A Paleolontogical Treasure Hunt in our own Back Yard: Discovering Ordovician-Age 450 Million Years Old Fossils in the Tyndall Stone Downtown and Inner- City Calgary
August 5, 2022
Senior Petroleum Geologist Tako Koning has many passions in life, and it is fair to say that paleontology is one of them. This expert in many things is one of the finest guides one could imagine when it comes to discovering signs of prehistoric life… even embedded into the façade of a neighbourhood Safeway! On June 18 he led a field trip around NW Calgary to explore and showcase the 450-million year old fossils that can be found scattered throughout the inner-city neighbourhoods. Here he talks about how it went:
On Saturday afternoon, June 18 we had a nice group of 11 attendees on an AWA field trip to discover Ordovician-age fossils downtown Calgary and two inner-city areas. Why would this group want to spend their afternoon looking at fossils?

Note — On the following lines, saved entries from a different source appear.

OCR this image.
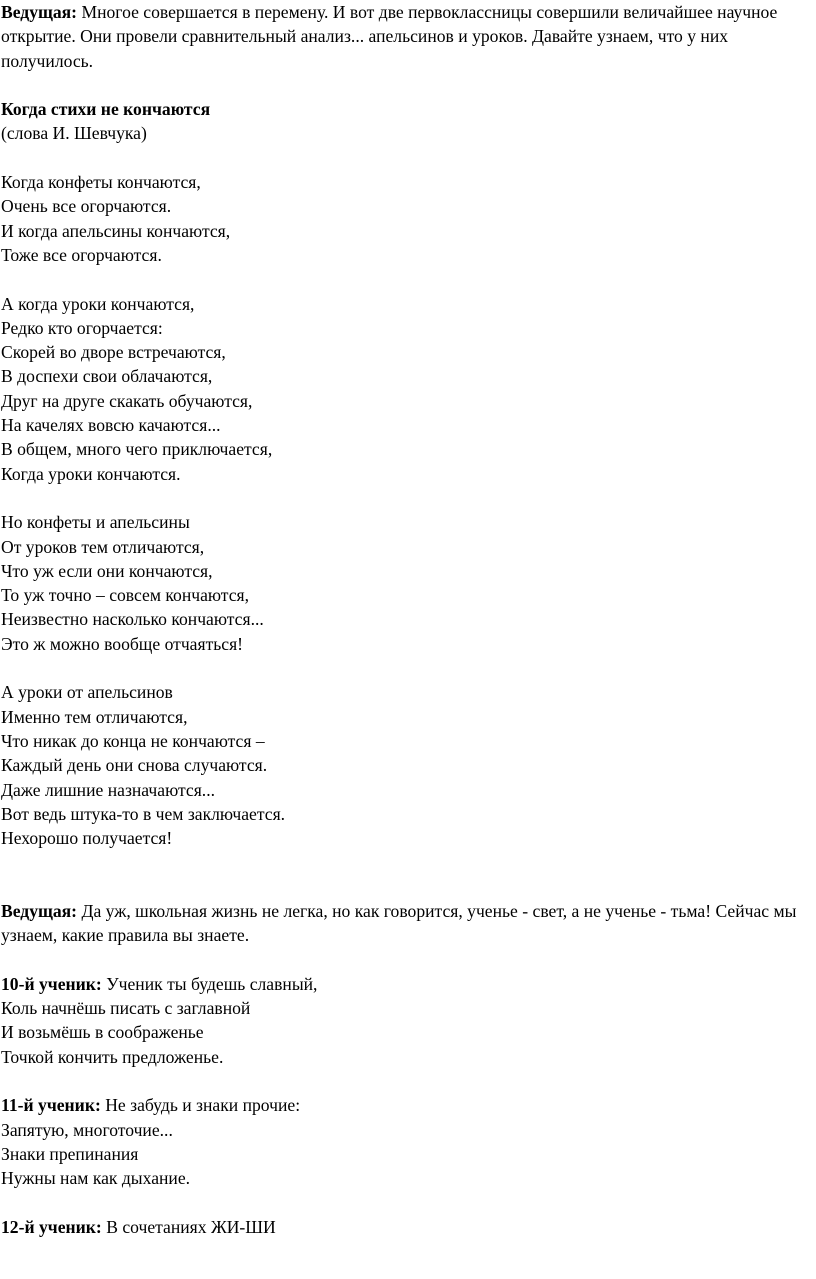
Ведущая: Многое совершается в перемену. И вот две первоклассницы совершили величайшее научное открытие. Они провели сравнительный анализ... апельсинов и уроков. Давайте узнаем, что у них получилось.

Когда стихи не кончаются
(слова И. Шевчука)
Когда конфеты кончаются,
Очень все огорчаются.
И когда апельсины кончаются,
Тоже все огорчаются.
А когда уроки кончаются,
Редко кто огорчается:
Скорей во дворе встречаются,
В доспехи свои облачаются,
Друг на друге скакать обучаются,
На качелях вовсю качаются...
В общем, много чего приключается,
Когда уроки кончаются.
Но конфеты и апельсины
От уроков тем отличаются,
Что уж если они кончаются,
То уж точно – совсем кончаются,
Неизвестно насколько кончаются...
Это ж можно вообще отчаяться!
А уроки от апельсинов
Именно тем отличаются,
Что никак до конца не кончаются –
Каждый день они снова случаются.
Даже лишние назначаются...
Вот ведь штука-то в чем заключается.
Нехорошо получается!

Ведущая: Да уж, школьная жизнь не легка, но как говорится, ученье - свет, а не ученье - тьма! Сейчас мы узнаем, какие правила вы знаете.

10-й ученик: Ученик ты будешь славный,
Коль начнёшь писать с заглавной
И возьмёшь в соображенье
Точкой кончить предложенье.
11-й ученик: Не забудь и знаки прочие:
Запятую, многоточие...
Знаки препинания
Нужны нам как дыхание.
12-й ученик: В сочетаниях ЖИ-ШИ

There are a number of reasons for this. These fossils are very old and are dated as having been deposited 450 million years ago. The fossils occur in a sedimentary layer called the Tyndall Stone which is quarried near to the village of Tyndall located 30 km northeast of Winnipeg. The fossils lived and died in a shallow-water tropical sea. Tyndall Stone is used as a beautiful decorative stone which clads buildings all over Canada. It is the most famous of Canada’s ornamental building stones. Another reason to go on this field trip is to view over a dozen of different species of fossils which were first living creatures ranging from algae, worms and crustaceans which lived in worm tubes, star fish, gastropods (snails), nautiloids, and an amazing variety of corals ranging from large coral-heads to small solitary rugose corals (“horn corals”), to single chain and double chain corallites. So going on this field trip is an opportunity to learn about biological life which occurred many years ago in a tropical sea unaffected by mankind since we were not part of the scene in the Ordovician.
We first visited two historical buildings downtown which are clad in Tyndall Stone: the AGT building at 119-6 Ave., SW and the Bank of Montreal building on the Steven Avenue Mall. Then we spent an hour viewing ten blocks of Tyndall Stone in front of the Safeway Store in Kensington so we could see the fossils in five dimensions (from the top and from four sides). We then spent another hour at SAIT where Tyndall Stone clads the entire outside of the Senator Patrick Burns Building. I look forward to leading this field trip again next year for the AWA with a nice group of people.